After the simplistic crusading of Bush and the cautiously incoherent foreign policies of Clinton, President Obama's speech to the UN General Assembly on Wednesday was everything a good progressive could want. An American leader has laid out a worldview that is dedicated to liberal internationalism while also appreciating the world's prevalent conflicts of interest.
What Obama must do now is translate this into a new grand strategy that matches the desire for international engagement with the limits of America's power. Only then can we avoid the fate of myriad ambitious Democratic foreign policies: initial optimism followed by over-extension, public disappointment and Republican electoral victories.
As I have said before, Obama's stirring speeches can overwhelm even the deepest pessimism. In his speech, Obama declared America's interests in nonproliferation, peacekeeping, environmental protection, and economic development. This included pledges of specific actions and a call for the rest of the world to demonstrate their commitment to these ideals.
Yet, this was not based on Bush-esque unilateralism but a recognition that global problems cannot be solved without diplomacy. Moreover, Obama realizes that while we will defend our interests with or without other states' approval, America can act only in concert with others when dealing with global issues. This worldview is not mere cheap talk: these sentiments--progressive ideals, pragmatic engagement, and multilateral efforts--have long been present in Obama's foreign policy views, as seen in his 2007 Foreign Affairs essay.
Such sentiments have rarely been presented as powerfully or coherently. Indeed, we would have to look past Clinton and Carter to LBJ's muscular internationalism. This comparison, however, is telling. LBJ's foreign policy combined idealism and power, but became bogged down in domestic fights, was overextended internationally and led to Republican domination of the national security debate. This was not a product of Vietnam, however. Wilson's presidency followed a similar course, with exuberance over World War I leading to public rejection and the election of Harding; also, while Truman crafted a powerful internationalist foreign policy, discontent with the Korean War ushered in eight years of Republican rule. The idealism of each of these Presidents proved short-lived; the problem, though, was not with the ideas, but their application.
The lesson, then, is that Obama's ideals are not enough. Obama must craft a grand strategy that matches his idealistic ends with appropriate means, and is sustainable in terms of public opinion. This involves both identifying the major threats America faces and developing pragmatic strategies to address them. Fortunately, guidelines for both tasks are available in the speech. The first step involves finding what Charles Kupchan has called "fault lines," or the major divides in international relations that will drive conflict. This could be a state, a coalition of states or even a hostile ideology.
As Obama argued, the primary threats we now face are global: nuclear proliferation, civil strife, environmental degradation, and economic deprivation. The fault lines, then, encompass not discrete rivalries but global divisions and have the potential to break open at any time.
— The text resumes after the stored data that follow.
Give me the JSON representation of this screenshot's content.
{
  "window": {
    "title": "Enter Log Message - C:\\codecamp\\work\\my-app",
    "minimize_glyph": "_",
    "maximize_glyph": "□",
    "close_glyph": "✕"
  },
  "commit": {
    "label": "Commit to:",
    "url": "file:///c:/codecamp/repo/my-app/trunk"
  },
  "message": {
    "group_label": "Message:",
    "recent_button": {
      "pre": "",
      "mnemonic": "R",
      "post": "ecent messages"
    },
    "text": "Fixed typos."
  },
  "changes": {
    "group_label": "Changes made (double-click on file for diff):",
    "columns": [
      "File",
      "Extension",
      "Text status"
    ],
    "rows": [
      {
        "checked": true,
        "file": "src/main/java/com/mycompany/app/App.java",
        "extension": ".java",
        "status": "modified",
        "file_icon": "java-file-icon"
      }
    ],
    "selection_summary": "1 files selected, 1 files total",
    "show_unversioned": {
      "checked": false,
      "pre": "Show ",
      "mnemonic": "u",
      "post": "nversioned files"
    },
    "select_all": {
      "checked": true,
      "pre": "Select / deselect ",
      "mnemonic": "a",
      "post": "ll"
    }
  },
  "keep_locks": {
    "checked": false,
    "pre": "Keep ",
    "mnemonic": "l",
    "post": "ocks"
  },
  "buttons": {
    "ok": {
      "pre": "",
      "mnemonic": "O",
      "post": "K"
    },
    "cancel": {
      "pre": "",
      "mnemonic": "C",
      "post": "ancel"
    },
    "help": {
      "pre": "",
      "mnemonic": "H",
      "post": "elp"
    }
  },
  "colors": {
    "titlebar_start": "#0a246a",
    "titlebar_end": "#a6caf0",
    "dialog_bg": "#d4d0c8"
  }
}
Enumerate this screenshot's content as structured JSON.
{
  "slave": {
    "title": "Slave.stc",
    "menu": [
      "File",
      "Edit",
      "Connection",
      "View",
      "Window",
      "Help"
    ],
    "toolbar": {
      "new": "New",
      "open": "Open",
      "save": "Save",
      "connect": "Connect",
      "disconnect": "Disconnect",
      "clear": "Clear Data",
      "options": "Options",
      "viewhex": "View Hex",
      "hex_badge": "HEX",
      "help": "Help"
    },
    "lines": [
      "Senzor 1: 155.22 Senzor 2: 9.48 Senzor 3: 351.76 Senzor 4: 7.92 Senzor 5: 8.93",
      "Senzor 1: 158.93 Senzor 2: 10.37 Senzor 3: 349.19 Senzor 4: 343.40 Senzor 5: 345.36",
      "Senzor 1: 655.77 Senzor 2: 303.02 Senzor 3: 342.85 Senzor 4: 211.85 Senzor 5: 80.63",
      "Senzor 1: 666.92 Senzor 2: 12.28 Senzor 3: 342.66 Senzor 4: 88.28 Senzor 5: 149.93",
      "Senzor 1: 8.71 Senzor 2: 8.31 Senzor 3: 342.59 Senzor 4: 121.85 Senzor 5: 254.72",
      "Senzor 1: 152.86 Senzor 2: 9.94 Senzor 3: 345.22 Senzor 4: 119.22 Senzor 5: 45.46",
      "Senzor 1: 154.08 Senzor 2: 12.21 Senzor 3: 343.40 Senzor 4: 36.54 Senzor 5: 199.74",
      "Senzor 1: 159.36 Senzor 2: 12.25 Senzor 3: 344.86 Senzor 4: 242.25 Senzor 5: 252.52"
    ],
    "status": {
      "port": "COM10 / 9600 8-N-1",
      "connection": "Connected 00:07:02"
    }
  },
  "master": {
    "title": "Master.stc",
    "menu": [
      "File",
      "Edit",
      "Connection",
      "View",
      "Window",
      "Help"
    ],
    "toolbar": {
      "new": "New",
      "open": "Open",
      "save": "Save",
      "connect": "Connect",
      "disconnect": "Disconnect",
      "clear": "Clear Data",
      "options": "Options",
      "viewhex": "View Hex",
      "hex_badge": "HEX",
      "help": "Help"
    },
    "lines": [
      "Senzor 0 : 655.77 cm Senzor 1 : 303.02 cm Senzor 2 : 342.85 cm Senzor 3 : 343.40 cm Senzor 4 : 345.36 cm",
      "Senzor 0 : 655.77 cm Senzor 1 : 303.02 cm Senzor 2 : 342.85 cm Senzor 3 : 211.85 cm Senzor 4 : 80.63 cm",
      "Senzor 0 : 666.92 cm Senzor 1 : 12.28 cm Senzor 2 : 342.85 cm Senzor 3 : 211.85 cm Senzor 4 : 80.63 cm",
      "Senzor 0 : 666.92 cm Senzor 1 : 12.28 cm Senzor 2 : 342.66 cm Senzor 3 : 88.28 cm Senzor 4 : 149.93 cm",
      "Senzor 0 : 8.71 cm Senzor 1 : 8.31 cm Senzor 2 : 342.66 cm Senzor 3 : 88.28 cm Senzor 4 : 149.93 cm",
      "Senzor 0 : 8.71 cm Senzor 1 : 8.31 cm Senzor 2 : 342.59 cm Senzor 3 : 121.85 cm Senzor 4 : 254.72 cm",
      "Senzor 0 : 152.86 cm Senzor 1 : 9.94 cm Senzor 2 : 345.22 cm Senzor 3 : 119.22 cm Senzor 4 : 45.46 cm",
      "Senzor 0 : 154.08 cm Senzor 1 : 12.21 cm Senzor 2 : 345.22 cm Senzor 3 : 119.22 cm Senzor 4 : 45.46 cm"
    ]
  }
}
Our grand strategy should focus not on a threatening culture or the rise of another state, but on managing these fault lines and avoiding any sudden eruptions of conflict along them.
The means to achieve this end are also present in Obama's speech. Obama stressed the importance of multilateral efforts to solve global problems. He also realizes that Americans are weary of military efforts and hesitant to support further commitments. We must work with other states to deal with these global issues while avoiding over-extension and negative domestic reactions.
Obama's emphasis on cooperative engagement--working with the international community as long as the rest of the world shoulders its portion--can achieve this. Obama should attempt to form a concert of states that will manage global problems in a multilateral manner, as Secretary of State Hillary Clinton discussed in a July speech. This would encourage other states to take ownership of these issues, make America's contributions manageable, and ensure the progressive ideals that have been crucial to American identity since its founding are not abandoned.
Despite the short time he has been in office, Obama has already made significant gains in foreign policy. He altered plans for a missile defense system in Europe that was unnecessarily antagonistic towards Russia and recently gained backing from both Russia and China for greater nonproliferation efforts. The trick now is to capitalize on these gains and develop a grand strategy that will be as effective as Truman's, without losing public support in the process.
Bush's 2002 National Security Strategy established a new foreign policy for America, the consequences of which we are still enduring. If Obama continues with the worldview he presented Wednesday, hopefully the 2010 National Security Strategy will be equally significant.